Putin sólo teme a los niños

Saca pecho. Mira altivo. Se sabe con influencia. Siempre actúa con la soberbia de quien controla todos los resortes del poder en Rusia.
Lo hace, incluso, delante de Angela Merkel, la canciller que gobierna en Europa, sacando a pasear a su perro ante una temerosa invitada en su residencia estival de Sochi.
¿Acusan al gobierno ruso de envenenar en suelo británico a un exespía y de causar más de un y dos y tres graves efectos secundarios? No va más allá. ¿Se señala al régimen por planificar el asesinato de un periodista en Ucrania?
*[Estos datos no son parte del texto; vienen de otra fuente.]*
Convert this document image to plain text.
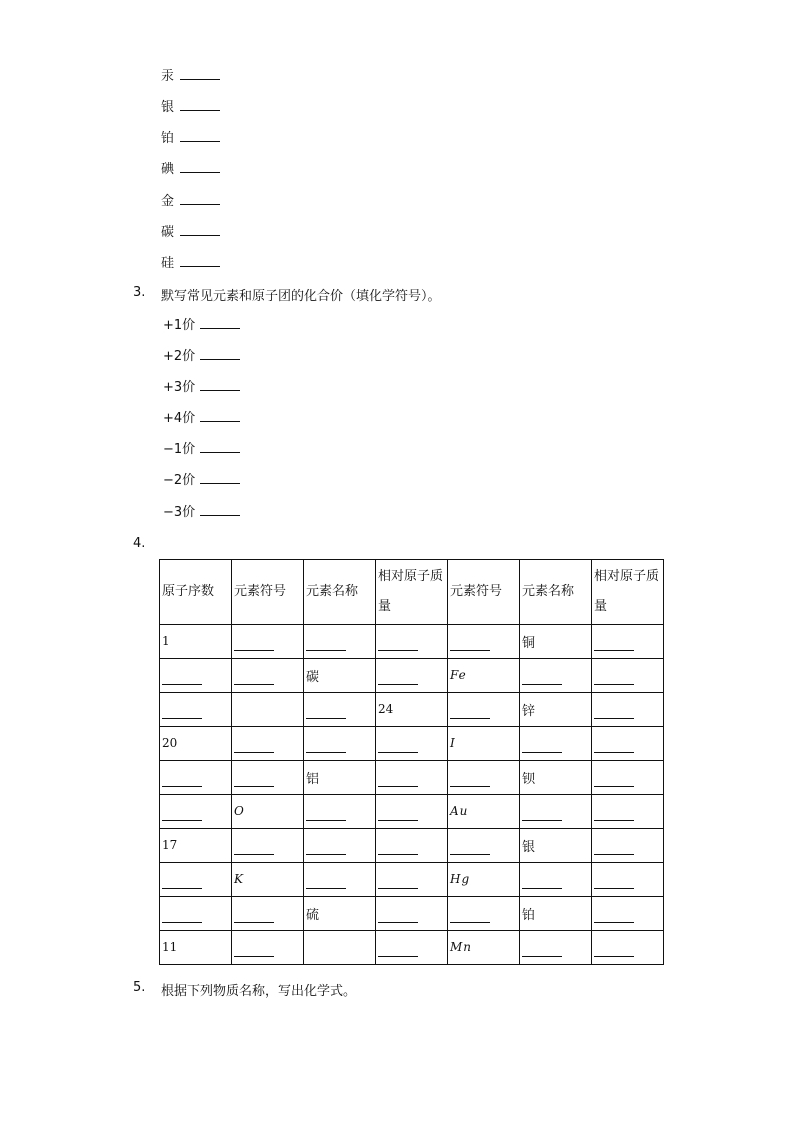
汞
银
铂
碘
金
碳
硅
3. 默写常见元素和原子团的化合价（填化学符号）。
+1价
+2价
+3价
+4价
−1价
−2价
−3价
4.
原子序数	元素符号	元素名称	相对原子质量	元素符号	元素名称	相对原子质量
1					铜	
		碳		Fe		
			24		锌	
20				I		
		铝			钡	
	O			Au		
17					银	
	K			Hg		
		硫			铂	
11				Mn		
5. 根据下列物质名称，写出化学式。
Se niega la mayor. ¿Hay un boicot internacional por la anexión de Crimea? Se sufre, pero se mira para adelante. ¿Cae el precio de los hidrocarburos, de los que depende gran parte de la economía del país? Se opta por desviar la atención. ¿Hay elecciones? Es victoria segura.
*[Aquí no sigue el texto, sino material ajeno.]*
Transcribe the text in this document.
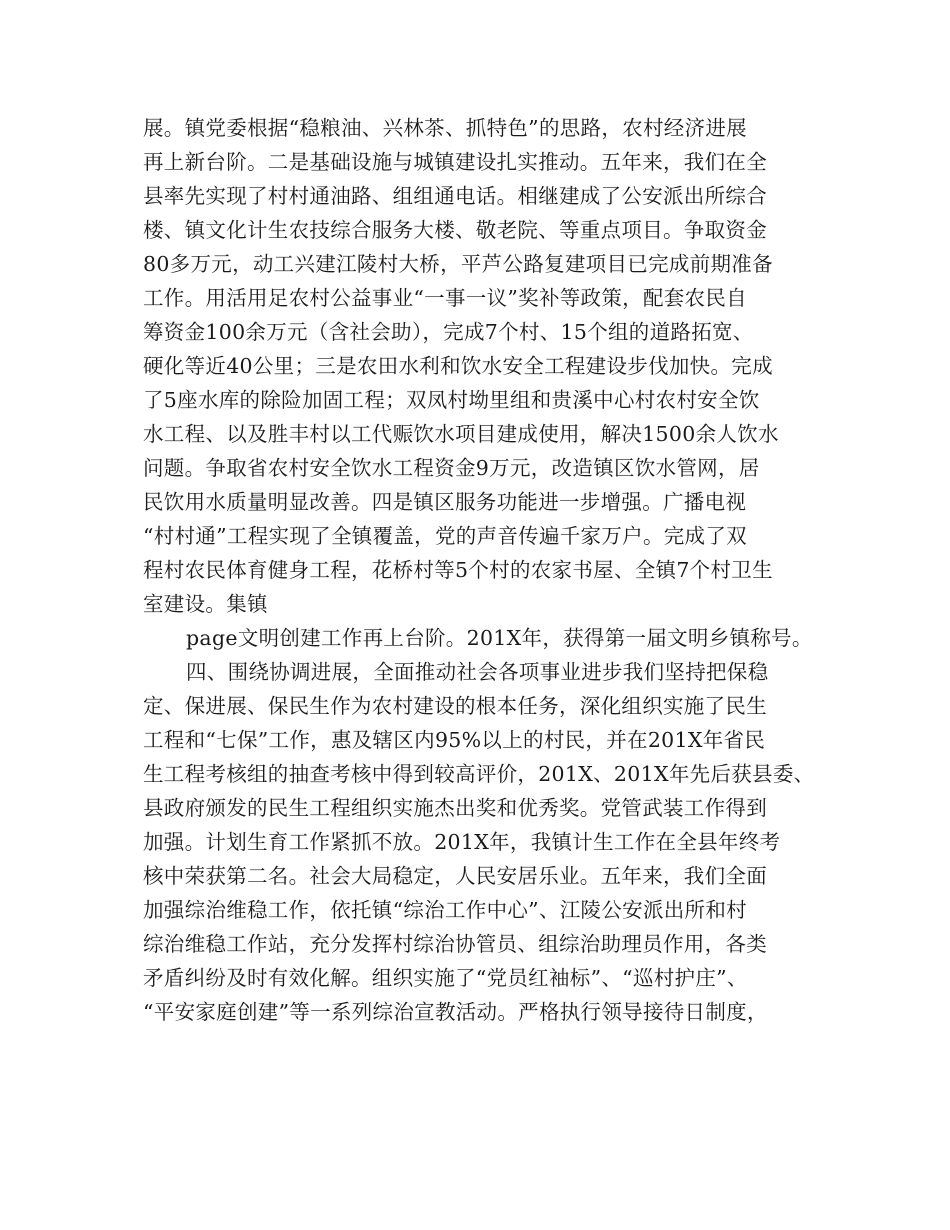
展。镇党委根据“稳粮油、兴林茶、抓特色”的思路，农村经济进展
再上新台阶。二是基础设施与城镇建设扎实推动。五年来，我们在全
县率先实现了村村通油路、组组通电话。相继建成了公安派出所综合
楼、镇文化计生农技综合服务大楼、敬老院、等重点项目。争取资金
80多万元，动工兴建江陵村大桥，平芦公路复建项目已完成前期准备
工作。用活用足农村公益事业“一事一议”奖补等政策，配套农民自
筹资金100余万元（含社会助），完成7个村、15个组的道路拓宽、
硬化等近40公里；三是农田水利和饮水安全工程建设步伐加快。完成
了5座水库的除险加固工程；双凤村坳里组和贵溪中心村农村安全饮
水工程、以及胜丰村以工代赈饮水项目建成使用，解决1500余人饮水
问题。争取省农村安全饮水工程资金9万元，改造镇区饮水管网，居
民饮用水质量明显改善。四是镇区服务功能进一步增强。广播电视
“村村通”工程实现了全镇覆盖，党的声音传遍千家万户。完成了双
程村农民体育健身工程，花桥村等5个村的农家书屋、全镇7个村卫生
室建设。集镇
page文明创建工作再上台阶。201X年，获得第一届文明乡镇称号。
四、围绕协调进展，全面推动社会各项事业进步我们坚持把保稳
定、保进展、保民生作为农村建设的根本任务，深化组织实施了民生
工程和“七保”工作，惠及辖区内95%以上的村民，并在201X年省民
生工程考核组的抽查考核中得到较高评价，201X、201X年先后获县委、
县政府颁发的民生工程组织实施杰出奖和优秀奖。党管武装工作得到
加强。计划生育工作紧抓不放。201X年，我镇计生工作在全县年终考
核中荣获第二名。社会大局稳定，人民安居乐业。五年来，我们全面
加强综治维稳工作，依托镇“综治工作中心”、江陵公安派出所和村
综治维稳工作站，充分发挥村综治协管员、组综治助理员作用，各类
矛盾纠纷及时有效化解。组织实施了“党员红袖标”、“巡村护庄”、
“平安家庭创建”等一系列综治宣教活动。严格执行领导接待日制度，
Vladímir Putin apenas tiene una pesadilla: los niños. Más en concreto con su número.
Hasta entonces Putin es el presidente que pilota un helicóptero militar y que guía a toda una bandada de grullas en avioneta ligera, bucea en el mar Negro al rescate de ánforas del siglo V a. C., monta a caballo con el torso desnudo y acaricia los cachorros de tigre siberiano, juega a hockey sobre hielo y pelea en un combate de judo. El líder que se sumerge en el agua helada del lago Ladoga, en la fría Carelia, para un rito de Epifanía.
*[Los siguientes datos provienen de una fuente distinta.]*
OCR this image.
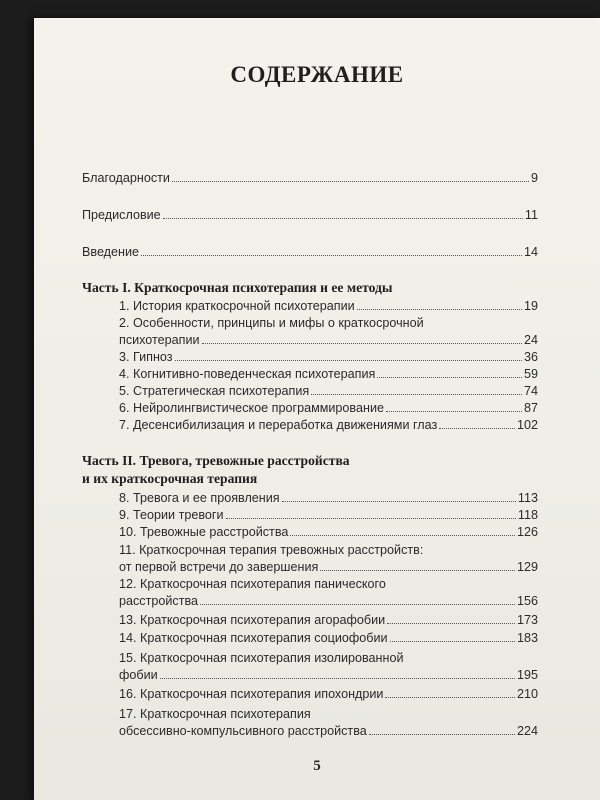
СОДЕРЖАНИЕ
Благодарности	9
Предисловие	11
Введение	14
Часть I. Краткосрочная психотерапия и ее методы
1. История краткосрочной психотерапии	19
2. Особенности, принципы и мифы о краткосрочной
психотерапии	24
3. Гипноз	36
4. Когнитивно-поведенческая психотерапия	59
5. Стратегическая психотерапия	74
6. Нейролингвистическое программирование	87
7. Десенсибилизация и переработка движениями глаз	102
Часть II. Тревога, тревожные расстройства
и их краткосрочная терапия
8. Тревога и ее проявления	113
9. Теории тревоги	118
10. Тревожные расстройства	126
11. Краткосрочная терапия тревожных расстройств:
от первой встречи до завершения	129
12. Краткосрочная психотерапия панического
расстройства	156
13. Краткосрочная психотерапия агорафобии	173
14. Краткосрочная психотерапия социофобии	183
15. Краткосрочная психотерапия изолированной
фобии	195
16. Краткосрочная психотерапия ипохондрии	210
17. Краткосрочная психотерапия
обсессивно-компульсивного расстройства	224
5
La posterior crisis económica, junto a la escasa población nacida en la década de 1990, han hecho el resto para volver al pesimismo.
Además, y como rememoran muchos analistas, no hay un solo ejemplo de potencia que lo sea, sólo, por ser rica en materias primas. Se habla de vulnerabilidad. O de dependencia. Y más si los nuevos yacimientos requieren de grandes inversiones por el clima y la topografía a la que se enfrentan.